Sorry, I didn't mean to be condescending. To answer your question, the reason Google can't do things differently is that they have already established themselves as first and formost and advertisement company and the way to do that best is to know their audience very intimately. Other businesses like Apple have established themselves as a hardware company first so they aren't dependent on user data as much so they took advantage of that and established themselves as the "Secure" phone. Google is too large and it makes too much money from its core business which is ad drive. As long as search and ads are their cash cow they cannot change in the way you hope.

mikeash · on July 10, 2019

Right! All the companies doing it differently are also trying to satisfy their shareholders.

blackflame7000 · on July 10, 2019

That's what is so great about capitalism. If one company starts to take advantage of its users for profit, it opens up a niche for another company to take a different approach.

georgebarnett · on July 10, 2019

No it’s not.

Google has many primary concerns it needs to manage. That’s how you get big - by managing lots of concerns successfully.

If they drop one too long, they start going backwards very quickly.

blackflame7000 · on July 10, 2019

Then explain why they changed to Alphabet. Shareholders were sick of things like project loon, siphoning cash from google search. You are extremely naive if you think there are many concerns of higher importance than profit. Everything else is about maintaining and growing profit even if that means doing an ad campaign convincing people you are fighting the good fight..for profit.
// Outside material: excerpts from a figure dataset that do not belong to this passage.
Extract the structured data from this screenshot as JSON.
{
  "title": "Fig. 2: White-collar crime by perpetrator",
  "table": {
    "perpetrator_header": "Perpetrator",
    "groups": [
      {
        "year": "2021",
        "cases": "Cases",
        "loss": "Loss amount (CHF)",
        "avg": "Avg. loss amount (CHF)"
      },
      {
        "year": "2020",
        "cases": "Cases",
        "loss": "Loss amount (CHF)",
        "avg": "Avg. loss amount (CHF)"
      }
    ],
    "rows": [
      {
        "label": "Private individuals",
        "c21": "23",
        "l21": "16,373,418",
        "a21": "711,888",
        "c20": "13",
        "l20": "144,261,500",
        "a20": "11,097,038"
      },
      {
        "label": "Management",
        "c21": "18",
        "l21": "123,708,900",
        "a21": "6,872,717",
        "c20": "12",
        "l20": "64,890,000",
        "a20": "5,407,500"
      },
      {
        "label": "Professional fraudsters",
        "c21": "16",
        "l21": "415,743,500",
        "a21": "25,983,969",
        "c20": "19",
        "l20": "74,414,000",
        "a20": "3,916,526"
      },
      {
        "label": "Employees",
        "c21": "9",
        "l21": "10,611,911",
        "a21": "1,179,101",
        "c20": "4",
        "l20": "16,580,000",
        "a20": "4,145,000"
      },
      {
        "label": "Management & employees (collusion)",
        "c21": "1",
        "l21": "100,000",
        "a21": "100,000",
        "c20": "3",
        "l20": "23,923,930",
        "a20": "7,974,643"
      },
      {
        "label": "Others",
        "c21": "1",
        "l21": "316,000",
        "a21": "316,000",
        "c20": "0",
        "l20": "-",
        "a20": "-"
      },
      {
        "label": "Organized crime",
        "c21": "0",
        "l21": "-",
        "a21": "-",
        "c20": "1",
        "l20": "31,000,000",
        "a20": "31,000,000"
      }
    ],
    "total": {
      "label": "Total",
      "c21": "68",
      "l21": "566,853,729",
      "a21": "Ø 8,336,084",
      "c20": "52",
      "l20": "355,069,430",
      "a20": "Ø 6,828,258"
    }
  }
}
icebraining · on July 10, 2019

> Then explain why they changed to Alphabet. Shareholders were sick of things like project loon, siphoning cash from google search.
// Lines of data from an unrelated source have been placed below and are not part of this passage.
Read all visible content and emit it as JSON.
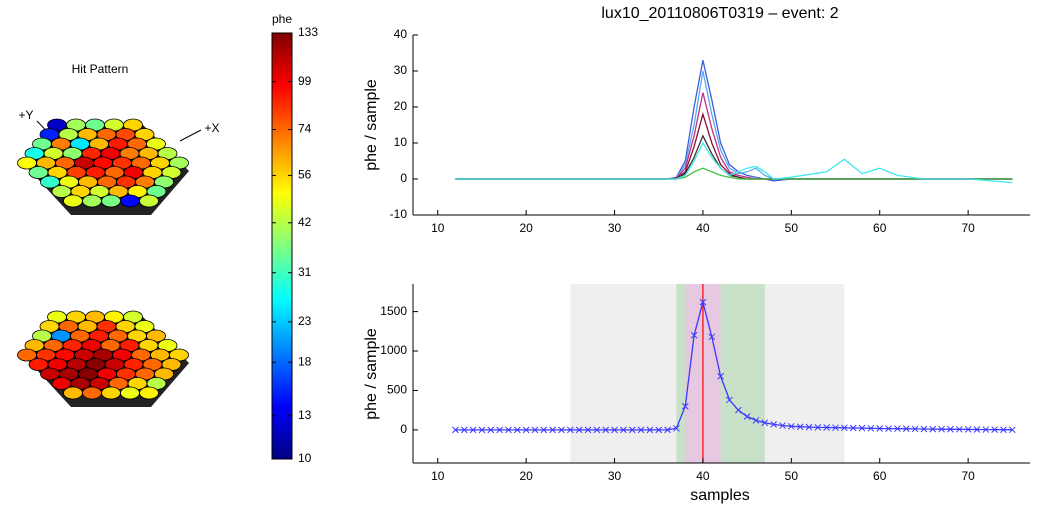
{
  "chart_data": [
    {
      "type": "hexmap",
      "title": "Hit Pattern",
      "axis_labels": [
        "+Y",
        "+X"
      ],
      "colormap": "jet",
      "arrays": [
        {
          "values": [
            12,
            40,
            35,
            45,
            56,
            15,
            42,
            60,
            74,
            80,
            56,
            35,
            70,
            25,
            60,
            90,
            74,
            48,
            28,
            45,
            38,
            88,
            100,
            70,
            60,
            42,
            50,
            60,
            74,
            110,
            95,
            85,
            74,
            56,
            40,
            35,
            56,
            82,
            90,
            74,
            100,
            56,
            45,
            30,
            48,
            60,
            74,
            85,
            70,
            38,
            42,
            56,
            45,
            60,
            52,
            35,
            48,
            40,
            36,
            14,
            44
          ]
        },
        {
          "values": [
            48,
            56,
            60,
            52,
            45,
            56,
            74,
            60,
            85,
            56,
            48,
            42,
            20,
            74,
            90,
            74,
            56,
            60,
            60,
            74,
            88,
            100,
            74,
            90,
            56,
            48,
            74,
            85,
            95,
            110,
            120,
            99,
            74,
            60,
            56,
            90,
            100,
            115,
            130,
            110,
            88,
            74,
            60,
            110,
            120,
            130,
            100,
            85,
            74,
            60,
            100,
            120,
            110,
            74,
            56,
            42,
            60,
            74,
            56,
            48,
            52
          ]
        }
      ],
      "colorbar": {
        "label": "phe",
        "clim": [
          10,
          133
        ],
        "log": true,
        "ticks": [
          10,
          13,
          18,
          23,
          31,
          42,
          56,
          74,
          99,
          133
        ]
      }
    },
    {
      "type": "line",
      "title": "lux10_20110806T0319 – event: 2",
      "ylabel": "phe / sample",
      "xlim": [
        7.2,
        77
      ],
      "xticks": [
        10,
        20,
        30,
        40,
        50,
        60,
        70
      ],
      "ylim": [
        -10,
        40
      ],
      "yticks": [
        -10,
        0,
        10,
        20,
        30,
        40
      ],
      "x": [
        12,
        30,
        36,
        37,
        38,
        39,
        40,
        41,
        42,
        43,
        44,
        45,
        46,
        47,
        48,
        50,
        54,
        56,
        58,
        60,
        62,
        65,
        70,
        75
      ],
      "series": [
        {
          "color": "#3a5fe0",
          "values": [
            0,
            0,
            0,
            0.5,
            5,
            20,
            33,
            22,
            10,
            4,
            2,
            1,
            0.5,
            0,
            -0.5,
            0,
            0,
            0,
            0,
            0,
            0,
            0,
            0,
            0
          ]
        },
        {
          "color": "#5fa8f0",
          "values": [
            0,
            0,
            0,
            0.3,
            4,
            15,
            30,
            18,
            8,
            3,
            1.5,
            2,
            3,
            1,
            0,
            0,
            0,
            0,
            0,
            0,
            0,
            0,
            0,
            0
          ]
        },
        {
          "color": "#c0308a",
          "values": [
            0,
            0,
            0,
            0.2,
            3,
            12,
            24,
            14,
            6,
            2,
            1,
            0.5,
            0,
            0,
            0,
            0,
            0,
            0,
            0,
            0,
            0,
            0,
            0,
            0
          ]
        },
        {
          "color": "#8a1030",
          "values": [
            0,
            0,
            0,
            0.2,
            2,
            9,
            18,
            10,
            4,
            1.5,
            0.5,
            0,
            0,
            0,
            0,
            0,
            0,
            0,
            0,
            0,
            0,
            0,
            0,
            0
          ]
        },
        {
          "color": "#333333",
          "values": [
            0,
            0,
            0,
            0,
            1.5,
            6,
            12,
            7,
            3,
            1,
            0.5,
            0,
            0,
            0,
            0,
            0,
            0,
            0,
            0,
            0,
            0,
            0,
            0,
            0
          ]
        },
        {
          "color": "#40c040",
          "values": [
            0,
            0,
            0,
            0,
            0.5,
            2,
            3,
            2,
            1,
            0.5,
            0,
            0,
            0,
            0,
            0,
            0,
            0,
            0,
            0,
            0,
            0,
            0,
            0,
            0
          ]
        },
        {
          "color": "#40e8f0",
          "values": [
            0,
            0,
            0,
            0,
            1,
            5,
            10,
            6,
            3,
            1,
            2,
            3,
            3.5,
            2,
            0,
            0.5,
            2,
            5.5,
            1.5,
            3,
            1,
            0,
            0,
            -1
          ]
        }
      ]
    },
    {
      "type": "line",
      "ylabel": "phe / sample",
      "xlabel": "samples",
      "marker": "x",
      "xlim": [
        7.2,
        77
      ],
      "xticks": [
        10,
        20,
        30,
        40,
        50,
        60,
        70
      ],
      "ylim": [
        -420,
        1850
      ],
      "yticks": [
        0,
        500,
        1000,
        1500
      ],
      "regions": [
        {
          "x0": 25,
          "x1": 56,
          "color": "#efefef"
        },
        {
          "x0": 37,
          "x1": 47,
          "color": "#c9e1c9"
        },
        {
          "x0": 38,
          "x1": 42,
          "color": "#e6c8e0"
        }
      ],
      "cursor_x": 40,
      "cursor_color": "#ff0000",
      "x": [
        12,
        13,
        14,
        15,
        16,
        17,
        18,
        19,
        20,
        21,
        22,
        23,
        24,
        25,
        26,
        27,
        28,
        29,
        30,
        31,
        32,
        33,
        34,
        35,
        36,
        37,
        38,
        39,
        40,
        41,
        42,
        43,
        44,
        45,
        46,
        47,
        48,
        49,
        50,
        51,
        52,
        53,
        54,
        55,
        56,
        57,
        58,
        59,
        60,
        61,
        62,
        63,
        64,
        65,
        66,
        67,
        68,
        69,
        70,
        71,
        72,
        73,
        74,
        75
      ],
      "series": [
        {
          "color": "#3a3aff",
          "values": [
            0,
            0,
            0,
            0,
            0,
            0,
            0,
            0,
            0,
            0,
            0,
            0,
            0,
            0,
            0,
            0,
            0,
            0,
            0,
            0,
            0,
            0,
            0,
            0,
            0,
            20,
            300,
            1200,
            1620,
            1180,
            680,
            380,
            250,
            170,
            120,
            90,
            70,
            55,
            45,
            40,
            35,
            32,
            30,
            28,
            26,
            24,
            22,
            20,
            18,
            16,
            15,
            14,
            12,
            11,
            10,
            9,
            8,
            7,
            6,
            5,
            4,
            3,
            2,
            1
          ]
        }
      ]
    }
  ]
}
Alphabet is still spending billions from Google into "other bets" like Loon, so I don't see how this explains the change.

blackflame7000 · on July 11, 2019

Because now they have to report it to their shareholders where the money is going so that if the board doesn't like it they can replace the CEO. Before since it was all google, the money went where they said it went, there was no oversight. They had this massive R&D budget that was opaque to the investors. Money that could have been paid to shareholders as a dividend or return was instead spent on projects they had no idea about.